The story of Kevin and all of his personalities feels like a crazy X-Men spinoff in some ways. He’s being treated by a psychiatrist, Dr. Karen Fletcher (a perfectly campy Betty Buckley), who believes to her core that people with dissociative identity disorder are actually super humans. She’s staked her career on it and Kevin is her model patient. He usually sees her in the form of Barry, a kind fashion designer, but lately she’s starting to suspect the person visiting her is actually the perverted, OCD alter ego Dennis pretending to be Barry.
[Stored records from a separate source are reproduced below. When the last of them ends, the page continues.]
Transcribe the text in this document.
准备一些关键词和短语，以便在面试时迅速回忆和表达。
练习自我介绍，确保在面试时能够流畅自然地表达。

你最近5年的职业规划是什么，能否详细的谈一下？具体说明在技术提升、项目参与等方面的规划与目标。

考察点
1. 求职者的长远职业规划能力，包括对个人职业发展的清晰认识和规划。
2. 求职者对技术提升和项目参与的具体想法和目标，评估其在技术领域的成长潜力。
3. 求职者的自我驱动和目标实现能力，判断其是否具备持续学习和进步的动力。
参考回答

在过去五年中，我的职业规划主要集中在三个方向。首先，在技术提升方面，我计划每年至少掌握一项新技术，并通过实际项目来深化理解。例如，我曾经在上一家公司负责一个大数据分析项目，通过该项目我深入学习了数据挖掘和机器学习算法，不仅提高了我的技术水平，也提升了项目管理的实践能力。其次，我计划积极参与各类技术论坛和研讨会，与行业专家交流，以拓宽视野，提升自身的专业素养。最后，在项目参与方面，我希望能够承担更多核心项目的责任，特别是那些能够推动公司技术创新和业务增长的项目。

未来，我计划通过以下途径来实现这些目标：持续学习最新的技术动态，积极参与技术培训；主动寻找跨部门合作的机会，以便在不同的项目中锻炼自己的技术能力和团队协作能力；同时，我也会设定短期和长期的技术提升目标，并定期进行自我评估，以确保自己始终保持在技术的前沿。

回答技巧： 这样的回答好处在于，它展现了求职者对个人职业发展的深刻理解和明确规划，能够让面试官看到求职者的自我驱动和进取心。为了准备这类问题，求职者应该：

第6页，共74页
It’s a construct that should increase the tension immediately (especially knowing that there are three girls in his basement and wondering what he’s capable of), but it never really lands despite some menacing ambiguity in McAvoy and subtle terror from Buckley, who gets some terrific close-ups.
The girls, by the way, are mostly non-entities with the exception of Anya Taylor-Joy’s Casey Cook, an outsider even among her friends Claire (Haley Lu Richardson) and Marcia (Jessica Sula). With raven black hair and pale, porcelain skin, and a haunted, far-off gaze, she looks like an emo Snow White who has seen some stuff. Indeed, Casey does have a disturbing backstory that we get a peek at through multiple flashbacks to one particularly poignant day in her childhood where her father teaches her big life lessons (and how to shoot a rifle) while deer hunting. This all ostensibly comes in handy when she’s in captivity, but her strategies aren’t nearly as thrilling or resourceful as, say, what we saw in “10 Cloverfield Lane,” which cleverly subverted the tropes of the girl in captivity narrative while still making an exciting film.
Perhaps that’s because the haziness of exactly what Dennis and Patricia and Hedwig (a lispy 9-year-old) and the “beast” they keep talking about are going to do to the girls never becomes real enough to either scare or intrigue the audience. You never want to find yourself in a purported thriller asking yourself out of boredom whether it’s going to be slaughter or rape.
“Split” isn’t a disaster; it’s just all over the place and not nearly as effective as it should be for something with such a good premise and performances. For some M. Night Shyamalan devotees, it’ll be enough though — and that’s not even counting the surprise of the final shot.
“Split,” a Universal Pictures release, is rated PG-13 by the Motion Picture Association of America for “disturbing thematic content and behavior, violence and some language.” Running time: 116 minutes. Two stars out of four.